Sebuah gempa yang melanda timur laut Jepang pada Rabu (16/3) malam telah menghidupkan kembali kekhawatiran publik atas energi nuklir negara tersebut, dalam tantangan bagi mereka yang berpendapat agar Pembangkit Listrik Tenaga Nuklir (PLTN) yang dibiarkan menganggur setelah bencana Fukushima 2011 dioperasikan kembali.

Tidak ada kelainan yang dilaporkan di PLTN manapun, meskipun pihak berwenang sebelumnya mengatakan alarm kebakaran telah dipicu di gedung turbin di pembangkit Fukushima Daiichi yang lumpuh akibat gempa bumi dan tsunami 2011.

Bencana tersebut melumpuhkan PLTN Fukushima dan menewaskan hampir 16.000 orang.

Pada peringatan 11 tahun gempa bumi awal bulan ini, beberapa anggota parlemen dari partai yang berkuasa mendesak pemerintah untuk mempercepat restart pembangkit listrik tenaga nuklir yang masih ditutup karena masalah keamanan.

Meski, kepercayaan publik belum sepenuhnya pulih, menimbulkan tantangan bagi upaya Perdana Menteri Fumio Kishida untuk memulai kembali pabrik Jepang yang tidak beroperasi.

Sebuah jajak pendapat tahunan oleh Asahi Newspaper pada bulan Februari menunjukkan 47% responden menentang dilanjutkannya reaktor nuklir Jepang, sementara 38% mendukung, meskipun kesenjangan itu telah menyempit selama beberapa tahun terakhir.

Tatsujiro Suzuki, mantan wakil ketua Komisi Energi Atom Kantor Kabinet, mengatakan komunikasi yang buruk dengan publik tetap menjadi masalah bagi Jepang dibandingkan dengan upaya Amerika Serikat dan Prancis.

"Tidak ada saluran komunikasi yang baik antara industri, regulator dan masyarakat lokal," kata Suzuki, seorang profesor di Universitas Nagasaki, yang dilansir dari Reuters, menyerukan skema hukum untuk menyediakan alat komunikasi timbal balik.

Setelah tahun 2011, Jepang telah menetapkan standar keselamatan yang lebih ketat dan peraturan yang diperketat dengan pengawas independen dari industri energi nuklir.
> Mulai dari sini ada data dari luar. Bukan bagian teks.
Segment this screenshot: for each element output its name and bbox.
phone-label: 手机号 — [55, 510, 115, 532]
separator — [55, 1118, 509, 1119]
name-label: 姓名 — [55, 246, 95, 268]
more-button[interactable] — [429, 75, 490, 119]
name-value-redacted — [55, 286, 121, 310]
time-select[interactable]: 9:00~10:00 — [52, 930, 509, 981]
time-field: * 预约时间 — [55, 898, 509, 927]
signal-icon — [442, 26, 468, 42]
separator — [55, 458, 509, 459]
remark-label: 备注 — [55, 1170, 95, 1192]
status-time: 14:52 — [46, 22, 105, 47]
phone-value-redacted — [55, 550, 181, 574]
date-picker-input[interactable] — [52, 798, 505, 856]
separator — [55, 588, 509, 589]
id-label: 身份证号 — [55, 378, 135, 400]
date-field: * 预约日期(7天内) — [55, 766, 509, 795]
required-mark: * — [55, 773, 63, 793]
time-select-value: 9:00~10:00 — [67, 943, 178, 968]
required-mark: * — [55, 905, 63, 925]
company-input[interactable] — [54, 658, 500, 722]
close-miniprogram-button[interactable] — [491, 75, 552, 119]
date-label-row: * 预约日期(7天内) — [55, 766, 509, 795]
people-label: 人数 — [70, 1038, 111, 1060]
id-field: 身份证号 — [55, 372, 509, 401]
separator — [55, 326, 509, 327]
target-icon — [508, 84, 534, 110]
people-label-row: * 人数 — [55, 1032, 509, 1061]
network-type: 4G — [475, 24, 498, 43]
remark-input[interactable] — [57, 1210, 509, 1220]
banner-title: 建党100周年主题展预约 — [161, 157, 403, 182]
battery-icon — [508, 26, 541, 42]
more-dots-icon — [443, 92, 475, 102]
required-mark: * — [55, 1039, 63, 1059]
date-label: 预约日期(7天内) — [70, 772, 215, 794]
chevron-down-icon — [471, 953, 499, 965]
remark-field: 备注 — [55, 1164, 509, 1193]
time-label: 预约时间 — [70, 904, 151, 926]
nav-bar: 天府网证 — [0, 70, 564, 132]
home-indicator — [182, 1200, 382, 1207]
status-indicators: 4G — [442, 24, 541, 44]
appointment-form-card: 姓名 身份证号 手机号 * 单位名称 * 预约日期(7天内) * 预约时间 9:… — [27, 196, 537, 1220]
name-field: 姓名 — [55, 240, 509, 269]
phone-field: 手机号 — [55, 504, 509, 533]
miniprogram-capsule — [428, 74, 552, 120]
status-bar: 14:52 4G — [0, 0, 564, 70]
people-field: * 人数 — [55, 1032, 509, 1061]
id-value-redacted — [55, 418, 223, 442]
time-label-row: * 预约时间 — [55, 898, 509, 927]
Penghalang tsunami dan pintu anti air pasang sekarang wajib, seperti halnya perlindungan untuk generator cadangan untuk mencegah pendinginan teras reaktor.
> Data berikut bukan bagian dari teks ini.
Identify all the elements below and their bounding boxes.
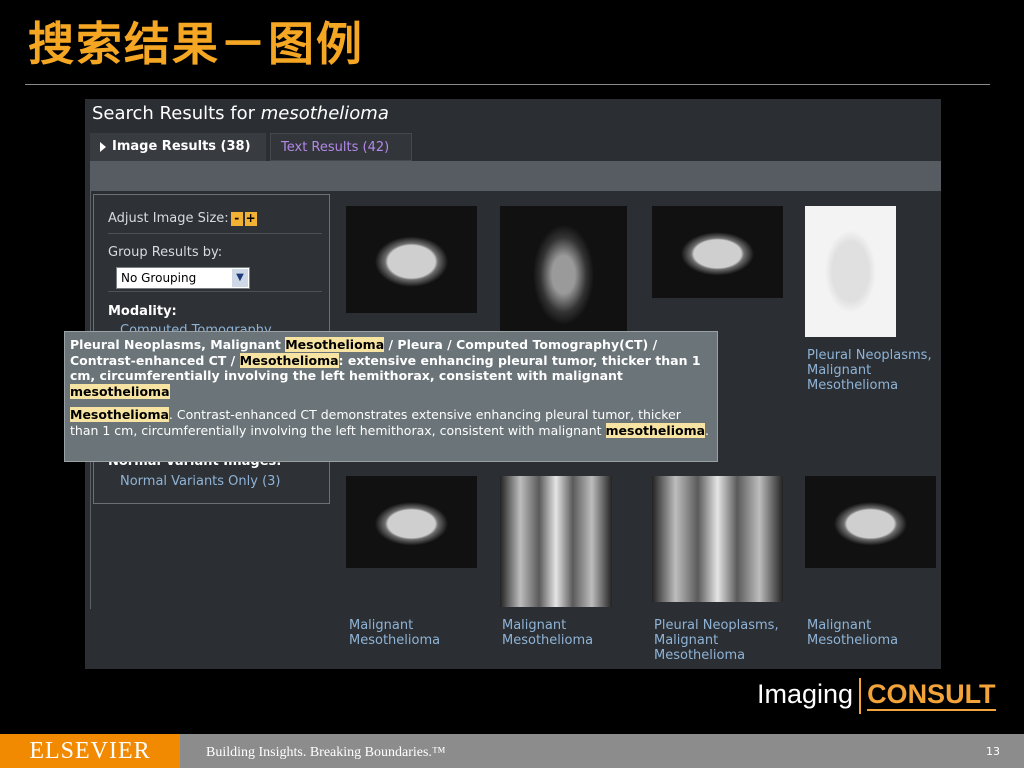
tab-text-results[interactable]: Text Results (42) bbox=[270, 133, 412, 161]
term-highlight: Mesothelioma bbox=[239, 352, 339, 368]
results-heading-prefix: Search Results for bbox=[92, 103, 261, 124]
result-image-xray[interactable] bbox=[500, 476, 612, 607]
group-results-label: Group Results by: bbox=[108, 245, 223, 260]
adjust-size-label: Adjust Image Size: bbox=[108, 211, 229, 226]
title-divider bbox=[25, 84, 990, 85]
elsevier-logo: ELSEVIER bbox=[0, 734, 180, 768]
term-highlight: mesothelioma bbox=[70, 383, 170, 399]
result-image-ct[interactable] bbox=[805, 476, 936, 568]
slide-title: 搜索结果－图例 bbox=[28, 17, 364, 71]
result-caption[interactable]: Pleural Neoplasms, Malignant Mesotheliom… bbox=[654, 618, 794, 663]
tooltip-text: . bbox=[705, 422, 710, 438]
result-caption[interactable]: Pleural Neoplasms, Malignant Mesotheliom… bbox=[807, 348, 941, 393]
shrink-image-button[interactable]: - bbox=[230, 211, 243, 226]
results-heading: Search Results for mesothelioma bbox=[92, 103, 389, 124]
imaging-consult-logo: Imaging CONSULT bbox=[757, 678, 996, 714]
search-query: mesothelioma bbox=[260, 103, 389, 124]
page-number: 13 bbox=[986, 745, 1000, 758]
result-image-ct-lung[interactable] bbox=[805, 206, 896, 337]
tooltip-description: Mesothelioma. Contrast-enhanced CT demon… bbox=[70, 407, 712, 438]
result-tooltip: Pleural Neoplasms, Malignant Mesotheliom… bbox=[64, 331, 718, 462]
result-image-ct[interactable] bbox=[346, 206, 477, 313]
term-highlight: Mesothelioma bbox=[70, 407, 169, 422]
tooltip-text: Pleural Neoplasms, Malignant bbox=[70, 337, 286, 352]
result-image-mr[interactable] bbox=[500, 206, 627, 331]
result-caption[interactable]: Malignant Mesothelioma bbox=[349, 618, 489, 648]
result-caption[interactable]: Malignant Mesothelioma bbox=[807, 618, 941, 648]
divider bbox=[108, 291, 322, 292]
term-highlight: Mesothelioma bbox=[285, 337, 385, 352]
group-results-value: No Grouping bbox=[121, 271, 197, 285]
footer-tagline: Building Insights. Breaking Boundaries.™ bbox=[206, 745, 446, 760]
modality-heading: Modality: bbox=[108, 304, 177, 319]
tab-image-results[interactable]: Image Results (38) bbox=[90, 133, 266, 161]
result-image-ct[interactable] bbox=[346, 476, 477, 568]
toolbar-band bbox=[90, 161, 941, 191]
brand-text: Imaging bbox=[757, 679, 854, 710]
group-results-select[interactable]: No Grouping ▼ bbox=[116, 267, 250, 289]
tab-image-results-label: Image Results (38) bbox=[112, 139, 251, 154]
divider bbox=[108, 233, 322, 234]
result-image-ct[interactable] bbox=[652, 206, 783, 298]
normal-variants-link[interactable]: Normal Variants Only (3) bbox=[120, 474, 281, 489]
result-image-xray[interactable] bbox=[652, 476, 783, 602]
enlarge-image-button[interactable]: + bbox=[244, 211, 257, 226]
results-tabs: Image Results (38) Text Results (42) bbox=[85, 131, 941, 161]
result-caption[interactable]: Malignant Mesothelioma bbox=[502, 618, 642, 648]
term-highlight: mesothelioma bbox=[605, 422, 706, 438]
chevron-down-icon: ▼ bbox=[232, 269, 248, 287]
brand-divider bbox=[859, 678, 862, 714]
tooltip-path: Pleural Neoplasms, Malignant Mesotheliom… bbox=[70, 337, 712, 399]
triangle-right-icon bbox=[100, 141, 106, 152]
brand-consult: CONSULT bbox=[867, 679, 996, 712]
adjust-size-control: Adjust Image Size: - + bbox=[108, 211, 257, 226]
Listrik dari pembangkit nuklir merosot hampir nol pada tahun 2014 setelah bencana Fukushima, tetapi sekarang mencapai sekitar 3% dari total produksi energi. Pemerintah ingin meningkatkannya menjadi 20%-22% pada tahun 2030.

Hanya enam reaktor yang beroperasi sekarang, dibandingkan dengan 54 sebelum bencana Fukushima. Banyak lainnya masih menjalani proses lisensi ulang di bawah standar keamanan yang lebih ketat.

"Pembangkit listrik tenaga nuklir belum tentu menjadi sumber energi yang stabil lagi. Jika terjadi gempa, ada risiko harus ditutup," kata Suzuki.